Teaching fractions in this manner is completely counter-productive for actual Mathematics. By the time students come to me they are confident in their understanding of these fairly simple rules. Then I have to teach them about formal number systems and sets and formalise all they have learned in a new framework, that of Algebra.

We introduce concepts like Natural numbers, which is fine, and Integers, which is fine, and then we get to The Rational Numbers\mathbb{Q}.

These are clearly defined as \mathbb{Q} =\lbrace \frac{a}{b} ; a, b \in \mathbb{Z} , b\neq 0 \rbrace but universally understood as “the set of all fractions” as this is the language students have been using for years at this stage. They feel on solid ground. Now the confusion starts.

First of all, there is no special distinction between \frac{7}{3} and \frac{3}{7}. They are both “proper” rational numbers. I explain that  \frac{7}{3} is simply the number I get when I divide 7 by 3. Similarly,  \frac{3}{7} is the number I get when I divide 3 by 7.

I explain the rules of rational numbers, how to add, subtract, multiply and divide them. “OK. So, rational numbers are fractions”, they think, and who could blame them? Then I introduce the set of Irrational Numbers like  \sqrt{2} and I say something like  “\sqrt{2} is irrational because it cannot be written as a rational number.” Everything is still ok. This translates to them as, “\sqrt{2} cannot be written as a fraction”.
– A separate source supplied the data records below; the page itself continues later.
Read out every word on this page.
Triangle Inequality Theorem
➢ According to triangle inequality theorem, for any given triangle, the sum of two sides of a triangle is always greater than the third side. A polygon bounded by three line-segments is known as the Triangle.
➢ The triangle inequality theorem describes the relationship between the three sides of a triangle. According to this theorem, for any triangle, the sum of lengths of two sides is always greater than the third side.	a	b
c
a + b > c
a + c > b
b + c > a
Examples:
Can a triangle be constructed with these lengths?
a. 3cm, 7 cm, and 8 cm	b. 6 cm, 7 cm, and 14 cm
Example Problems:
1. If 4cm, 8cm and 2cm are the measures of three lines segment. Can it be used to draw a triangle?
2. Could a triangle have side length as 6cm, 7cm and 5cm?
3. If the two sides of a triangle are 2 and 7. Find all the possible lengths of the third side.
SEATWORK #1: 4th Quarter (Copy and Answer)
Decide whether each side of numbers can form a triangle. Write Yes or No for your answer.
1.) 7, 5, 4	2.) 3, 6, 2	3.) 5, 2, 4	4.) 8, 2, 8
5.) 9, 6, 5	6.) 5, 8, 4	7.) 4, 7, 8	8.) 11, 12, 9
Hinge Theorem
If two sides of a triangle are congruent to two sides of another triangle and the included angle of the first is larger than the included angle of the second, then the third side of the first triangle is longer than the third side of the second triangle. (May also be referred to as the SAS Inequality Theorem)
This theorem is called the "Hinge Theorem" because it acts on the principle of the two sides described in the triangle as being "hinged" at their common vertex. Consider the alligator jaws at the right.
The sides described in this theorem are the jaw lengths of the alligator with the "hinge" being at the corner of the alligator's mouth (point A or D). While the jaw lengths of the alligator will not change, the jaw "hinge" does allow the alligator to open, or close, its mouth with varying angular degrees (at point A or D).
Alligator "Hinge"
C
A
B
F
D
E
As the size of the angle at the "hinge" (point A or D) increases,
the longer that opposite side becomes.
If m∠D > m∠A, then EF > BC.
Then, a few weeks later I am introducing Trigonometry and telling them and writing on the board  \cos{30} =\frac{\sqrt{3}}{2}, i.e. an irrational fraction!!! Now they are all confused and afraid to ask what is going on. How can we say that  \sqrt{3} is irrational and yet we can write it in a fraction? Then they question the whole thing. Everything gets confused. They know irrational as “not a fraction” so now they think “not a proper fraction” so now it’s an improper fraction to them and the whole idea of irrationality is lost on them. The language and methods we use to teach them are actually, literally, irrational.

Eventually they don’t know the difference between a fraction, a proper fraction, an improper fraction, a rational number, an irrational number, an irrational fraction, and we have a mess of confusion.
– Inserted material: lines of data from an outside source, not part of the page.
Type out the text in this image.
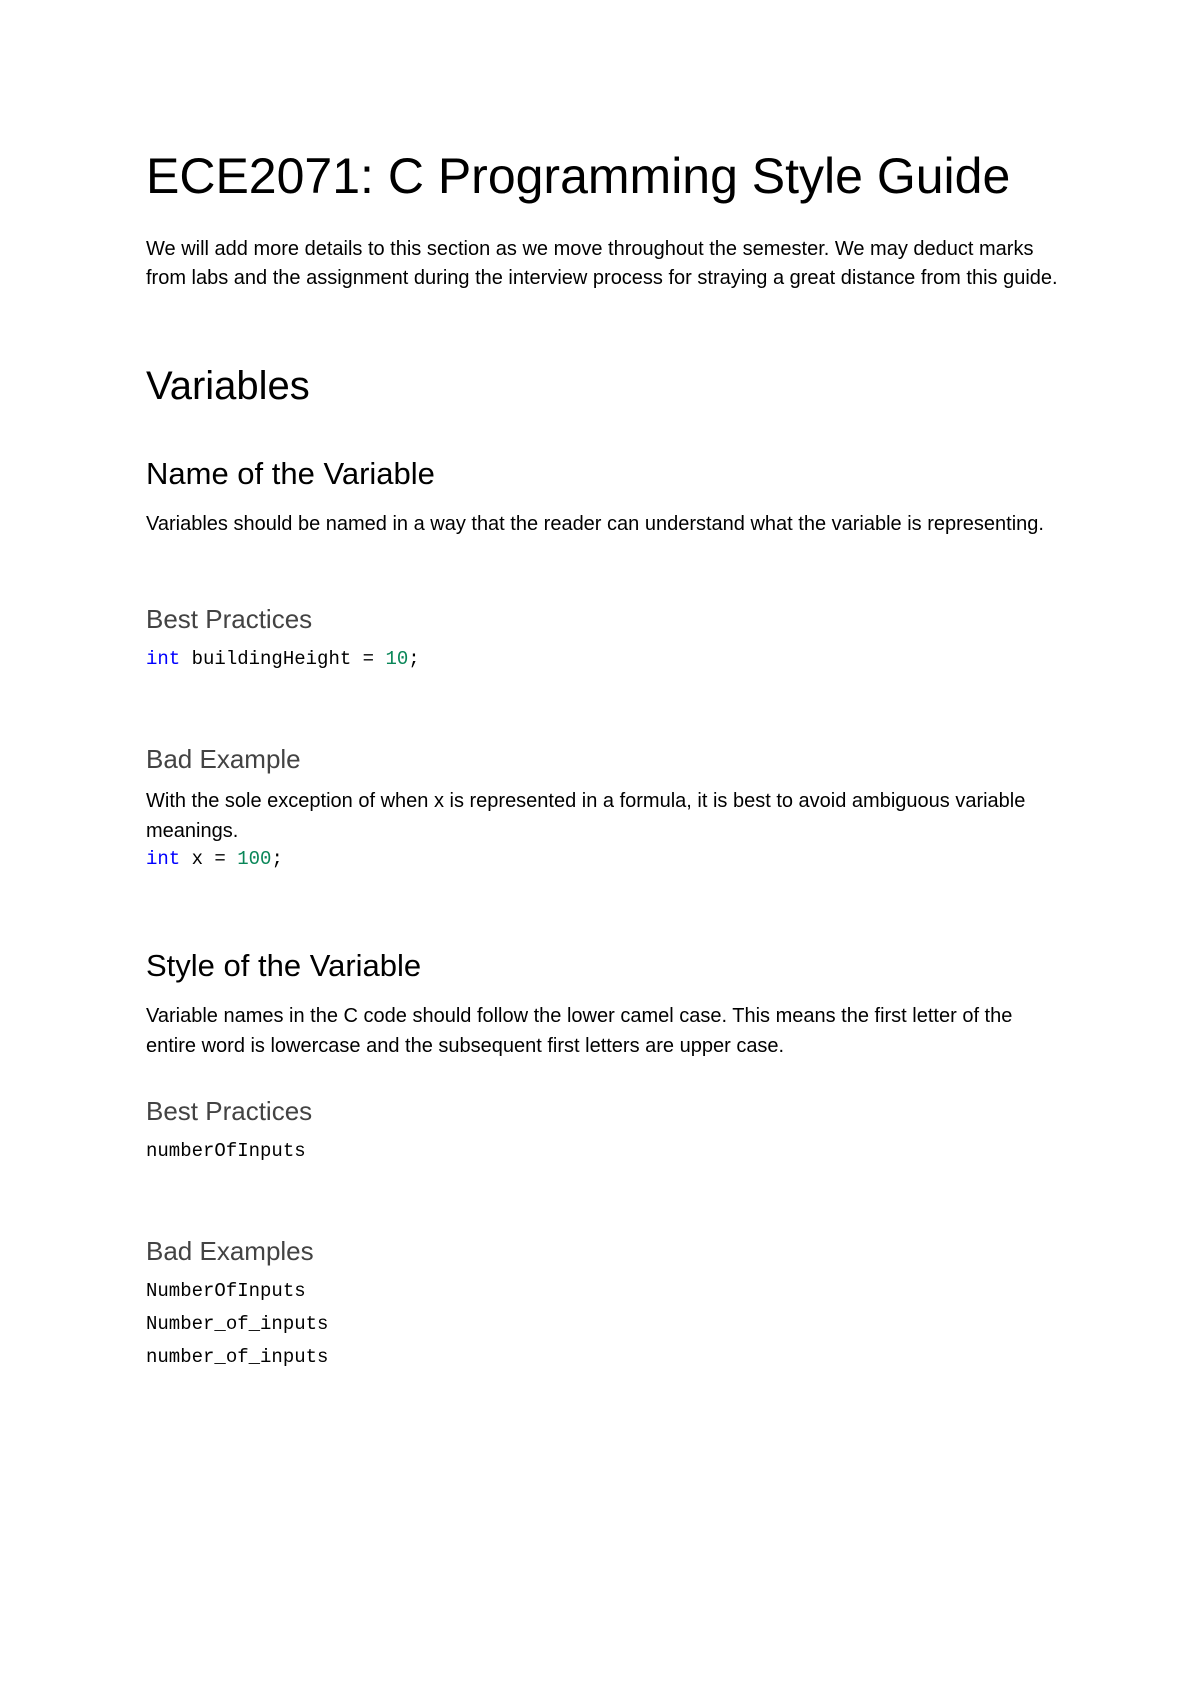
ECE2071: C Programming Style Guide

We will add more details to this section as we move throughout the semester. We may deduct marks from labs and the assignment during the interview process for straying a great distance from this guide.

Variables
Name of the Variable

Variables should be named in a way that the reader can understand what the variable is representing.

Best Practices
int buildingHeight = 10;
Bad Example

With the sole exception of when x is represented in a formula, it is best to avoid ambiguous variable meanings.

int x = 100;
Style of the Variable

Variable names in the C code should follow the lower camel case. This means the first letter of the entire word is lowercase and the subsequent first letters are upper case.

Best Practices
numberOfInputs
Bad Examples
NumberOfInputs
Number_of_inputs
number_of_inputs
Then we try to do really counter-productive things like rationalising a surd. Here we say that if we see  \frac{1}{\sqrt{3}} we should rationalise this to  \frac{\sqrt{3}}{3}, an irrational fraction!!

The language is all over the place and counter to what Maths should be about. It is self-contradictory, nonsensical, and not at all formal . No wonder they hate me.

Then we start on algebraic fractions and continue on to rational functions.

We need to stop this madness and start again, in primary school, by doing away with all the rubbish that sticks and teaching them one way. Is there any need at all for the distinction between proper and improper fractions? It is counter-productive, however intuitive it may be. I would also propose that mixed fractions be an afterthought rather than the method of teaching. Could we not all agree that  \frac{7}{3} is simply the number we get when we divide 7 by 3. To get it’s numeric value, write it in decimal form. I know it would be a huge change but I cannot see the benefit of them.

To be honest, the language of mixed fractions is also problematic. Saying two-and-a-half gives the word “and” the operation of addition. Its use in this context permeates through our understanding. One and One is Two. Four and Seven is Eleven. Now the word “and” is intrinsically linked with addition, when in most formal maths the word “and” implies multiplication. The number 2.5 would be more apt and avoids imparting preconceptions on daily words like “and” that have very specific meanings in Maths.

When we see these problems from the struggling student’s perspective, we can better understand their confusion and feelings of frustration. The problem really isn’t them, it is us, the system that teaches them incoherently. In fact, the way we teach them fractions is irrational.